Witchy-Ways Witchy-Ways 8 years
If you want to homeschool your children, just move away. But why ask for asylum? As Steph said, many people sent back to their countries actually have to face serious economic hardship and violence. they're not being persecuted for their beliefs (it's simply illegal to homeschool, get over it), they're fighting windmills...
Kimpossible Kimpossible 8 years
That was my thought star. Why do they need asylum? Why not just get U.S. citizenship?

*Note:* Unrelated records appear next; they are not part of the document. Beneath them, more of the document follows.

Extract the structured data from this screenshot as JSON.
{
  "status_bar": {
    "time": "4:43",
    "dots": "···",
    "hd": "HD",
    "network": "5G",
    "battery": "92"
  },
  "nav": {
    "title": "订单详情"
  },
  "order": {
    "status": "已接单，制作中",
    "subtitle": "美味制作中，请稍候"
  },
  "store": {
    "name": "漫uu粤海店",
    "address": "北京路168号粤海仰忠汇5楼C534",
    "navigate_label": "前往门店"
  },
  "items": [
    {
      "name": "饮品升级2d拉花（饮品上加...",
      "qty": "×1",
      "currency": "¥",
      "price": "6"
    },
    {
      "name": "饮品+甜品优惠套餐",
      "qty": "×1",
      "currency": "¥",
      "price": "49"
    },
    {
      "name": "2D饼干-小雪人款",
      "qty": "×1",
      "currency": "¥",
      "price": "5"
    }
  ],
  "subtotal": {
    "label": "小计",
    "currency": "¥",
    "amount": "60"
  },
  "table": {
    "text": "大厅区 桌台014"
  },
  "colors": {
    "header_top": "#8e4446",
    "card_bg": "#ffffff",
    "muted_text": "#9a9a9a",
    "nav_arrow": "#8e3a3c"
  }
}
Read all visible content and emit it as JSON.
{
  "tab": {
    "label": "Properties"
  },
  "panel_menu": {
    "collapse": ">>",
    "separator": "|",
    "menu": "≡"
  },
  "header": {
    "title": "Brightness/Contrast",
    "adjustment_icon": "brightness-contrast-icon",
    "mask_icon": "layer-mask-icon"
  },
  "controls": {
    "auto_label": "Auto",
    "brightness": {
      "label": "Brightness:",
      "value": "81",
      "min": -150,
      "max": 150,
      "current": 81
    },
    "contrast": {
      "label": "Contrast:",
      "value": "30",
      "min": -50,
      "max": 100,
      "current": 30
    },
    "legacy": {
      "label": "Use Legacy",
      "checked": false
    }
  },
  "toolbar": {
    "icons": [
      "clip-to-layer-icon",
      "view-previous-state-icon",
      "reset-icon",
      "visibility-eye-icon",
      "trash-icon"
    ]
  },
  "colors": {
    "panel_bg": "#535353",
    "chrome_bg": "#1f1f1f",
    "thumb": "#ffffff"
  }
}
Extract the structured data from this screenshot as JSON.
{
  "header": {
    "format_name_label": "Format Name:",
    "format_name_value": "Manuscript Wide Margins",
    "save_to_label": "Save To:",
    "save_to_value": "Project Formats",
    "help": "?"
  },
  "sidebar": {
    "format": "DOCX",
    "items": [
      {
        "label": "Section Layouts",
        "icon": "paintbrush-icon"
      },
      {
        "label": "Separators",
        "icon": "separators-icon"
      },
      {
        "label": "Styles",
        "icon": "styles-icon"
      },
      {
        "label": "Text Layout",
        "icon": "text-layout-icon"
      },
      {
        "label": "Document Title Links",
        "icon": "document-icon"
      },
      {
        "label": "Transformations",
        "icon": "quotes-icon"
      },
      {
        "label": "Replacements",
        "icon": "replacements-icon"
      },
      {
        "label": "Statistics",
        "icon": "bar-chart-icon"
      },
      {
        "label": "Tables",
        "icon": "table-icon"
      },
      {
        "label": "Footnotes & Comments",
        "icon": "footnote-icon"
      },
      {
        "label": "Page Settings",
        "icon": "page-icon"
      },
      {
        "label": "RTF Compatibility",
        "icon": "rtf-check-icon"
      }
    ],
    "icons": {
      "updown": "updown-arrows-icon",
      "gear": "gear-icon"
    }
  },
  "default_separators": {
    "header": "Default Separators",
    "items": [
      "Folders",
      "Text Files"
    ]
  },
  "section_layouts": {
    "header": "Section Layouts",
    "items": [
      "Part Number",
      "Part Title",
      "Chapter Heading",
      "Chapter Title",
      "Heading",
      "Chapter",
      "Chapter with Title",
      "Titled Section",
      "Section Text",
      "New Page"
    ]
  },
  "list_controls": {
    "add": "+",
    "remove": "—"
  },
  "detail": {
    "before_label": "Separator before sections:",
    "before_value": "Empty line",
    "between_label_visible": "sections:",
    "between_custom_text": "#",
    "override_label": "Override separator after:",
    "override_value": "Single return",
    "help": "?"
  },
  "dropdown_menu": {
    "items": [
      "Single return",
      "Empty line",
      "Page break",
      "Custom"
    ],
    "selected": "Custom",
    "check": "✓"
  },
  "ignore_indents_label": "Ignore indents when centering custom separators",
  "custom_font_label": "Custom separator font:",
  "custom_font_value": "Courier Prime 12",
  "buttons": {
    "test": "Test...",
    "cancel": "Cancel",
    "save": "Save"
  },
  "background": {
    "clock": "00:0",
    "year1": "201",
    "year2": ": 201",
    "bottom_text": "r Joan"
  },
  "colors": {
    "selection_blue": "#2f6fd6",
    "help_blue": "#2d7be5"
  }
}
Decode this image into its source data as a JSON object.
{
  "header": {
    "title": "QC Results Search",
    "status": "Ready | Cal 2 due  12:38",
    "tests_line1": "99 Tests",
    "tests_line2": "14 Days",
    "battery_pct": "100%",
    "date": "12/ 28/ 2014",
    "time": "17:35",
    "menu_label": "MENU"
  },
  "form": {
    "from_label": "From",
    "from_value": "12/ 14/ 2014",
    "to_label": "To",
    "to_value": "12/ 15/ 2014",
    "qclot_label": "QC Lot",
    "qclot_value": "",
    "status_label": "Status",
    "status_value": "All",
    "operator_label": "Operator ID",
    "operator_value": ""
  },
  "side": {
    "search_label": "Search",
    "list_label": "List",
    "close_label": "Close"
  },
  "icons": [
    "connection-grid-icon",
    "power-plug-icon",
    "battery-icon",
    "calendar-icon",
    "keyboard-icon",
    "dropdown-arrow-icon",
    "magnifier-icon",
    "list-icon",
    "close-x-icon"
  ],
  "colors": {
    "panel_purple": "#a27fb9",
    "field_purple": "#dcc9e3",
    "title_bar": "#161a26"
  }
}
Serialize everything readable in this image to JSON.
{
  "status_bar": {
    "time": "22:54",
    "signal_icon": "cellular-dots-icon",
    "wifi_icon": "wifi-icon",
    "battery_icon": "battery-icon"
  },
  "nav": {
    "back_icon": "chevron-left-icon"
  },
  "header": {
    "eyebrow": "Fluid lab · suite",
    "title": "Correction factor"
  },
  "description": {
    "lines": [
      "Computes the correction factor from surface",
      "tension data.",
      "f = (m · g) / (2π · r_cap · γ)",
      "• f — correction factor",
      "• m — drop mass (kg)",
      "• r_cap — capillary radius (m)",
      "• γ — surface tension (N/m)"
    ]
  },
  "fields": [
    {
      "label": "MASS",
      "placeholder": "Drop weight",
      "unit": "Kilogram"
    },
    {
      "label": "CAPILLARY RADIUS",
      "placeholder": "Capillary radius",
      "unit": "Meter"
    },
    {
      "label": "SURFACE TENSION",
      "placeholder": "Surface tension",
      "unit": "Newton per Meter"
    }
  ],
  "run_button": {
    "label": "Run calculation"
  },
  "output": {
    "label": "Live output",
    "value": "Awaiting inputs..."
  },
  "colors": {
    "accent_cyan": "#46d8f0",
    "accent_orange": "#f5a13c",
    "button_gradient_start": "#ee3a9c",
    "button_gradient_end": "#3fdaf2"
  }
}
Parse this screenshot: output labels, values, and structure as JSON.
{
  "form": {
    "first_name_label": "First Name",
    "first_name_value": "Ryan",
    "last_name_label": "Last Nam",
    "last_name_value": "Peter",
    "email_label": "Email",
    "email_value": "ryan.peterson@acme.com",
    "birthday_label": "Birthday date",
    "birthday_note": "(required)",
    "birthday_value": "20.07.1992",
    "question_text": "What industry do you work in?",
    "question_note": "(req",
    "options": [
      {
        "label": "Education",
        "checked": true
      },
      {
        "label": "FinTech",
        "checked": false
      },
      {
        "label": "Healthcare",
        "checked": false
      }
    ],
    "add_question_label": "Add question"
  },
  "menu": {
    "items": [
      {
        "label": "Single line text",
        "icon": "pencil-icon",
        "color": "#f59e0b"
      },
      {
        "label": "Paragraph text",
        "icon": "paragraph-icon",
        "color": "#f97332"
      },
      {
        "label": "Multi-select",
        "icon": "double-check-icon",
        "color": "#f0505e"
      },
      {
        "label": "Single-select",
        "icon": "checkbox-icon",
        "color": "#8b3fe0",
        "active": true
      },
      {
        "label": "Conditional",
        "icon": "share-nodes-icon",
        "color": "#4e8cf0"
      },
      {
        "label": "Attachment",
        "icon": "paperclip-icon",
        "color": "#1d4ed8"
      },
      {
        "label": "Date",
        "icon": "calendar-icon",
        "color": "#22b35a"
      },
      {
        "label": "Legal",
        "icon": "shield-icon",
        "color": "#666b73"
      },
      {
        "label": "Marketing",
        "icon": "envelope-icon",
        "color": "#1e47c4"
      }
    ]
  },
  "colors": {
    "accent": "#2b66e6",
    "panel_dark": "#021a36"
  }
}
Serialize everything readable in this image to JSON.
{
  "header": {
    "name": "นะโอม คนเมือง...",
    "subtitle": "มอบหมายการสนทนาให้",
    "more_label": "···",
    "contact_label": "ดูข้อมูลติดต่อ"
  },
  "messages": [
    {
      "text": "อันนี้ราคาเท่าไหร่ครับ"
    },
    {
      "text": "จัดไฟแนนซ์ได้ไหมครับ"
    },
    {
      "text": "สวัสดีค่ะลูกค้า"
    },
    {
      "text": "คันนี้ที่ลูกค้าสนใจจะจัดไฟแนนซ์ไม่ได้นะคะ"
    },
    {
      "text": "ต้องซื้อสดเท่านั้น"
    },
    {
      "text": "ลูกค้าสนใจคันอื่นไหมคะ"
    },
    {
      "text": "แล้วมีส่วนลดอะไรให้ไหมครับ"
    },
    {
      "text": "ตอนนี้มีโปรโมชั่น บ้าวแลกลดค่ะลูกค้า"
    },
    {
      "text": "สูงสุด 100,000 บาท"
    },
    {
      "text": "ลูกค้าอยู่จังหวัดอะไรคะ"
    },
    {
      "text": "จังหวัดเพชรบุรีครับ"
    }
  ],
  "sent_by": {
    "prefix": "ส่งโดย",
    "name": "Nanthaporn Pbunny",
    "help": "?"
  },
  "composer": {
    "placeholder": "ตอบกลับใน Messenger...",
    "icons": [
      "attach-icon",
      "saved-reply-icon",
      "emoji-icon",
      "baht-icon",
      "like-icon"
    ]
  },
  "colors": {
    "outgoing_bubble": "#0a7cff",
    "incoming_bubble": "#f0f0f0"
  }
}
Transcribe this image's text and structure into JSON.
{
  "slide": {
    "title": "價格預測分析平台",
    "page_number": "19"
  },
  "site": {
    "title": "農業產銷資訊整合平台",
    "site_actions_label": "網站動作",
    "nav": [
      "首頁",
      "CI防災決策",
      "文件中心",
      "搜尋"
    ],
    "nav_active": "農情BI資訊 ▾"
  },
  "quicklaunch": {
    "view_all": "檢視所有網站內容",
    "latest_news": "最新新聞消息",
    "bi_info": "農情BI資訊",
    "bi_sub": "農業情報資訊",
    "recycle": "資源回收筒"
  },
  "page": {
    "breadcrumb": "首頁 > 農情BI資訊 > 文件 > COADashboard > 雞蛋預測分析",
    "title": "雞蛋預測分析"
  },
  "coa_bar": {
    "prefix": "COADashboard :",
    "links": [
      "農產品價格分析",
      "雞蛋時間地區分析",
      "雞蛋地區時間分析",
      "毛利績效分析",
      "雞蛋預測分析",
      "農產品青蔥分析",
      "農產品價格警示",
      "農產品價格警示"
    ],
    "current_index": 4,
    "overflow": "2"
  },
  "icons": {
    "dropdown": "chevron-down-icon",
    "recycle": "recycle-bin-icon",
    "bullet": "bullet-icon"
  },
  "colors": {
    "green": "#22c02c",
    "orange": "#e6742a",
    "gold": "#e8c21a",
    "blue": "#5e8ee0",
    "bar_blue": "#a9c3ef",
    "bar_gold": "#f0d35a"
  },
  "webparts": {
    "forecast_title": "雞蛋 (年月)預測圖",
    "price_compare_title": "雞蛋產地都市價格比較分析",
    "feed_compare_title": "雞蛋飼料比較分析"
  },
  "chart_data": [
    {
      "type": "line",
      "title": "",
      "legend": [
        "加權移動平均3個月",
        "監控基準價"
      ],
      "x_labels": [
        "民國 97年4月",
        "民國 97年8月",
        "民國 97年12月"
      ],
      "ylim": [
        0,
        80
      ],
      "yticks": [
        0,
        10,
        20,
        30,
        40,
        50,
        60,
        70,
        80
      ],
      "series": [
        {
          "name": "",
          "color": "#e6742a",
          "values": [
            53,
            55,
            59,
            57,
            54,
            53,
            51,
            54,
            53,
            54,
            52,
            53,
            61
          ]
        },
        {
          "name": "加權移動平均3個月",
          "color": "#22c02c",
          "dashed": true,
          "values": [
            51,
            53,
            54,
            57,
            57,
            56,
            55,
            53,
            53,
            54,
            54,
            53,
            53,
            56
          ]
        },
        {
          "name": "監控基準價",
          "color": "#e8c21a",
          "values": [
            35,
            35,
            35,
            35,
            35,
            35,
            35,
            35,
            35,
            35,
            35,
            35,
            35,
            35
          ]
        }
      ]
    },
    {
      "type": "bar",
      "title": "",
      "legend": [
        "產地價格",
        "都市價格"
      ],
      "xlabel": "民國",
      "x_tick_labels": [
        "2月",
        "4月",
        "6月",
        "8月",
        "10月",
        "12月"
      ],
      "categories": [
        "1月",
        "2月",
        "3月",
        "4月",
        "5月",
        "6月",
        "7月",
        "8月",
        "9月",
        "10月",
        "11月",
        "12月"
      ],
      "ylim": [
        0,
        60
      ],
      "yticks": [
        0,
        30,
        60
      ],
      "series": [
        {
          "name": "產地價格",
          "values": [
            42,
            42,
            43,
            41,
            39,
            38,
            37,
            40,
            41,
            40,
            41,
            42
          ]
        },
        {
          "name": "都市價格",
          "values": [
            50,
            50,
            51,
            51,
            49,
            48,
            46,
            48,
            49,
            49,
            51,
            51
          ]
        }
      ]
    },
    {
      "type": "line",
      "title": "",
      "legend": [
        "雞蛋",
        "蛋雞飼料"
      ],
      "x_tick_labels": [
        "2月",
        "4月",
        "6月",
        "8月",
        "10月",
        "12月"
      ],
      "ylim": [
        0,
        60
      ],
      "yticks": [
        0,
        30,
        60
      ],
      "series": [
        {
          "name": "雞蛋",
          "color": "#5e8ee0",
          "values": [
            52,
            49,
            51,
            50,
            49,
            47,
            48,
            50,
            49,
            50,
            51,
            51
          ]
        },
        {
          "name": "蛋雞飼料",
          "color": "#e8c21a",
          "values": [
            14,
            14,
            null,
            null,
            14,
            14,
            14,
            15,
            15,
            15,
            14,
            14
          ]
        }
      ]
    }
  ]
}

starangel82 starangel82 8 years
Saying that, if they want to wait in line and get their citizenship or wait for asylum like everyone else has been, more power to them.
starangel82 starangel82 8 years
While I think the German officials are being quite silly about the whole 'home schooling leads to separate societies' the Romeikes' lives aren't in danger. For every day their children aren't in school, they are having to pay 30 euros per day per child. If they choose to keep their children out of school and not obey the rule of the land then they should have to pay the fine. If the parents were being beaten and jailed and the kids had been taken away never to see the parents again, then I think asylum would be a valid issue.
hausfrau hausfrau 8 years
Ya know, I actually agree with Steph. It doesn't say if they are here illegally, but I'm assuming they are or they wouldn't be seeking asylum. I don't think they should get preference over the people who've been patiently waiting in line to come here. However, I do feel for them, the article says "he's afraid that if he returns to Germany, police will arrest him and government authorities will take away his children, who range in age from 11 to 3." So the circumstances can be very serious, not as serious as death, but still serious. But this story does show that there are many different kinds of religious persecution.
stephley stephley 8 years
I'm not clear why they'd be granted asylum - are their lives in danger? I've read a number of cases in which asylum seekers were sent back to African nations where they faced physical danger and possible death from the conflicts there.